Jose Ramon Lopez Regueiro claims to be the sole heir of the once privately-owned Havana airport -- and he is preparing to sue in US courts to recover the property confiscated in Cuba under Fidel Castro.
The case is the result of President Donald Trump's administration announcement in April that it would allow lawsuits in US courts over properties seized by Cuba's communist government, enforcing a provision of the 1996 Helms-Burton Act that had been waived by successive presidents.
"I'm very optimistic that justice will finally be served. I've been waiting 60 years for this moment," Lopez Regueiro told AFP.
The plaintiff was just six years old when his father, Jose Lopez Vilaboy, fled Cuba after revolutionaries overthrew his close friend, dictator Fulgencio Batista.
He was the main shareholder of Havana's Rancho Boyeros airport, and of the Cubana de Aviacion airlines, four hotels and a newspaper, among other properties confiscated by Castro.
But starting Thursday, Cuban-Americans with US citizenship can seek compensation in US courts from the Cuban government or private companies for their "stolen" properties on the island.
"First I'm going to file my claim for the Havana airport and Cubana de Aviacion," said the 65 year-old Lopez Regueiro.
He claims that in 1958 the terminal was worth $24 million.
He also plans to sue all airlines that use the airport -- which include the likes of American Airlines, Aeromexico, Air Canada, Air France and Iberia.
- After the 'Troika of Tyranny' -
The airport case is just one of hundreds of similar claims that could inundate courts in south Florida, home to the largest community of Cuban-Americans in the country, some two million strong.
Another is that of Javier Garcia Bengochea, a Cuban-American expected to sue the Carnival Cruise Line for using a confiscated port terminal.
Nick Gutierrez, a member of Garcia's legal team, told Radio Television Marti -- which broadcasts from Miami to Cuba -- that the port of Santiago de Cuba belongs to his client's family.
Carnival appeared unfazed by the prospects of a lawsuit. "We continue to offer our normal cruise schedule to Cuba for our guests," company spokesman Roger Frizzell told AFP.
The European Union and Canada have expressed displeasure over the US action, concerned that the property disputes will ensnare their citizens who do business in the island.
Apart from how individual cases are resolved and whether US judgments are honored, opening the floodgates of lawsuits is "a tremendous complication for Cuba," lawyer Juan Poblete told AFP.
Investors with interests in the United States will think twice before entering into transactions involving confiscated properties, he said.
Former president Barack Obama had eased restrictions on Cuba, considering that the US's half-century-old policy of isolating the island had failed.

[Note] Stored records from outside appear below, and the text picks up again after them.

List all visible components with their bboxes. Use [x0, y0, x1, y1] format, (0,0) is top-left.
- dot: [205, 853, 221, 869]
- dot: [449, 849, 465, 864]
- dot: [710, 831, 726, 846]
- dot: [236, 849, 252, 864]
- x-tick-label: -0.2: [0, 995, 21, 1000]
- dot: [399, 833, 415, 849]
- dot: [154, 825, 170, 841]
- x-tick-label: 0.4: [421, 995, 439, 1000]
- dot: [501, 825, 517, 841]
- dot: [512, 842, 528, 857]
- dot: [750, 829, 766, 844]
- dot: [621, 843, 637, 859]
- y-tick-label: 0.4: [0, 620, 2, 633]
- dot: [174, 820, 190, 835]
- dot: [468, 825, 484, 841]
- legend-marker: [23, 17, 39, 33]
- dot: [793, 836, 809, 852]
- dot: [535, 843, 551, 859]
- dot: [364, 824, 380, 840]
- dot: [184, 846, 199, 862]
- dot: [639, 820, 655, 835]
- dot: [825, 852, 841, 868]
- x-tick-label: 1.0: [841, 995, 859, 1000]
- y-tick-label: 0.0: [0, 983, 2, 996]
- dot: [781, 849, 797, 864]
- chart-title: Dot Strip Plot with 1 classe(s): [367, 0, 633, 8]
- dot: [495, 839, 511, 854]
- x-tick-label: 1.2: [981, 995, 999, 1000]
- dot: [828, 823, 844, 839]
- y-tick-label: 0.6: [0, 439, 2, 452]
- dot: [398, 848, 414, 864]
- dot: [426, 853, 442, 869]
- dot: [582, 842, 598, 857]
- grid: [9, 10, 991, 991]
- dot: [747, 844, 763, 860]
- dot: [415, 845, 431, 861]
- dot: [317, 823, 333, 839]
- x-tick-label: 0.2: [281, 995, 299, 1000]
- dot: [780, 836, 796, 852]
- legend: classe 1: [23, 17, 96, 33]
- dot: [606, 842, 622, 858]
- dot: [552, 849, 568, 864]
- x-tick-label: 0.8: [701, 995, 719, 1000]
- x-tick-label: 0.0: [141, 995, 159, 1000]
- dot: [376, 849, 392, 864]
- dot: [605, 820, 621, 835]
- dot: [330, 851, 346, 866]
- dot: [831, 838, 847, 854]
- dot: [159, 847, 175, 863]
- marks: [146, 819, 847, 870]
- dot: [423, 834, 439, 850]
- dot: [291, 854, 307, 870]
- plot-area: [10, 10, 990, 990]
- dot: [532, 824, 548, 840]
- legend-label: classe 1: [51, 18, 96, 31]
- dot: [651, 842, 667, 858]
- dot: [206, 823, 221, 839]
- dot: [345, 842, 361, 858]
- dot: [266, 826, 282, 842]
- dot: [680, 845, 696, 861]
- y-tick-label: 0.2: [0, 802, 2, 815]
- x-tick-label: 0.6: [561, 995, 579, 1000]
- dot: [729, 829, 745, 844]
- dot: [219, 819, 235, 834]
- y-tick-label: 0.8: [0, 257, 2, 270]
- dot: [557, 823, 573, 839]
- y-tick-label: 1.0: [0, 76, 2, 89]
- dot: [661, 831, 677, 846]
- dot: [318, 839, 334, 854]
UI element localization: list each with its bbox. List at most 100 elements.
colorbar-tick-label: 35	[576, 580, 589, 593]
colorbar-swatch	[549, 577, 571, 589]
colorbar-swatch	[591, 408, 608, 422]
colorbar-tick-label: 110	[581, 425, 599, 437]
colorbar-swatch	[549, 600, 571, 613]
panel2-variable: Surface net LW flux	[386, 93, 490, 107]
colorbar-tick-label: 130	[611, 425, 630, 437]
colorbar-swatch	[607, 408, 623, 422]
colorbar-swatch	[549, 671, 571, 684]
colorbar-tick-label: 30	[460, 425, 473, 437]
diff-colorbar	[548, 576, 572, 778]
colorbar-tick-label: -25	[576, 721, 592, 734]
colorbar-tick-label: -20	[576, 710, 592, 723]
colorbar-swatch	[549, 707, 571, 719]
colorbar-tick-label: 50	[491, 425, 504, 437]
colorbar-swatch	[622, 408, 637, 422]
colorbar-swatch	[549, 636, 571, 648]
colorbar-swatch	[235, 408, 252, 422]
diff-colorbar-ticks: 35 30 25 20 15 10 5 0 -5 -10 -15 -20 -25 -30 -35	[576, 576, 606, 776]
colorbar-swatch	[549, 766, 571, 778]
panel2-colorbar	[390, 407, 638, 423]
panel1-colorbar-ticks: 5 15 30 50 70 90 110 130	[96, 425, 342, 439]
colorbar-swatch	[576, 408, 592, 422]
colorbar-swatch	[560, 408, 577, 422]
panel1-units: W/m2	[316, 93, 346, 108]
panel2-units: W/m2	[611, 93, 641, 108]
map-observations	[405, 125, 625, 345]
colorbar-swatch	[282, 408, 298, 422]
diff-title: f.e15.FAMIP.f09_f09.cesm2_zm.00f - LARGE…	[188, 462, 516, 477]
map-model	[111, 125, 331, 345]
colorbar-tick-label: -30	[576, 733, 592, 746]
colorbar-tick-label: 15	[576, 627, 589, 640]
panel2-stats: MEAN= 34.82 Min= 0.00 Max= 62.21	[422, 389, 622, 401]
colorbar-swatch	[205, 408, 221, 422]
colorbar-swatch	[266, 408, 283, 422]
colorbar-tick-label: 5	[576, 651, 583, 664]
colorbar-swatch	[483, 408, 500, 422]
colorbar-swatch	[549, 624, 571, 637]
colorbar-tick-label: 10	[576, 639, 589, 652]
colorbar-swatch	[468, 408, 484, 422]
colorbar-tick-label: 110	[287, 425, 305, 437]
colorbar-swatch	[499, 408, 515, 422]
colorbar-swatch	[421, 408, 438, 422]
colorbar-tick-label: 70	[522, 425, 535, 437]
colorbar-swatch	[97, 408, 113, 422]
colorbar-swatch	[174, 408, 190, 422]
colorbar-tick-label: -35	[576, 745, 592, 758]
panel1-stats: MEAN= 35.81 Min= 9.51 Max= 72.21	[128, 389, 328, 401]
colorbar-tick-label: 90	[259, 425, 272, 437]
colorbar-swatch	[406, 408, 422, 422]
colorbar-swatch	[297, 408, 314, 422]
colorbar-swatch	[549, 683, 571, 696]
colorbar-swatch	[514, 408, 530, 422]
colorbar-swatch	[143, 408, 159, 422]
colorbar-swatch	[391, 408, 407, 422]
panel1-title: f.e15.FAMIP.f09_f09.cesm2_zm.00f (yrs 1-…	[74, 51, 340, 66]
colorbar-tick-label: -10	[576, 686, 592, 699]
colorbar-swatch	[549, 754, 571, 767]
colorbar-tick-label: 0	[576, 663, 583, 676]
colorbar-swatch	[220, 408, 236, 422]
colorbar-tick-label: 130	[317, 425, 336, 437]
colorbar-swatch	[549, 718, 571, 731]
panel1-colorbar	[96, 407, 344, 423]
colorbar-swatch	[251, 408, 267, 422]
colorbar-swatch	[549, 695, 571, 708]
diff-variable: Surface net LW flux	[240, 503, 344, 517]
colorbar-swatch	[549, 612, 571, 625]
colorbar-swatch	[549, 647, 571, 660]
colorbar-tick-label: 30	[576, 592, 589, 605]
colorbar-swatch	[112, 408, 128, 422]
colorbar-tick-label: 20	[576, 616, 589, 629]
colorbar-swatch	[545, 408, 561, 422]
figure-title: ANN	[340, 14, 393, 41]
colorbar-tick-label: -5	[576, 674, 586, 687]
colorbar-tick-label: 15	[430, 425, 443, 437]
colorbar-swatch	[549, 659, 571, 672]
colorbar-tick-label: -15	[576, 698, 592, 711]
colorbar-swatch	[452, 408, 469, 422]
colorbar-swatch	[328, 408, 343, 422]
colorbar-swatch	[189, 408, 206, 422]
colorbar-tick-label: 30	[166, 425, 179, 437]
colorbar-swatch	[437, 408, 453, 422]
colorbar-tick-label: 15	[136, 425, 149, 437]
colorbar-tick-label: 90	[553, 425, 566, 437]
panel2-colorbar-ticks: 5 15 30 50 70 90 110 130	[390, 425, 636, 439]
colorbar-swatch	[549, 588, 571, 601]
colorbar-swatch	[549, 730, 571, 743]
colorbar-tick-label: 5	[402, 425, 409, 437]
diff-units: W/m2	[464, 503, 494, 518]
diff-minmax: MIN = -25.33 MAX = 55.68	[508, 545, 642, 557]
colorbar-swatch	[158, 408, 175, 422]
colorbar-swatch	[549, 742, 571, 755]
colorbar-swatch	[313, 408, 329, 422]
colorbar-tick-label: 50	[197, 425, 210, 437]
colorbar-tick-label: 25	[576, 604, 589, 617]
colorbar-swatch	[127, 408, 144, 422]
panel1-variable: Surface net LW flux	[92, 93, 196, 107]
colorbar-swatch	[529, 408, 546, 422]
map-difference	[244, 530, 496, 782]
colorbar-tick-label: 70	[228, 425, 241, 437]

But Trump has moved in the opposite direction, tightening sanctions against what he calls the "troika of tyranny" -- Cuba, Nicaragua and Venezuela.
The activation of the provision of the Helms-Burton Act seeks to weaken the Cuban government, which Washington considers the puppet master of Venezuela's President Nicolas Maduro and Nicaragua's President Daniel Ortega.
Marcell Felipe, who serves as a consultant to law firms on the legislation, believes it will weaken the Cuban government by depriving it of resources used to control the population.
Besides defending property rights and the rule of law, he said, lawsuits "are an important weapon to deprive the families of the generals of fresh money from investors."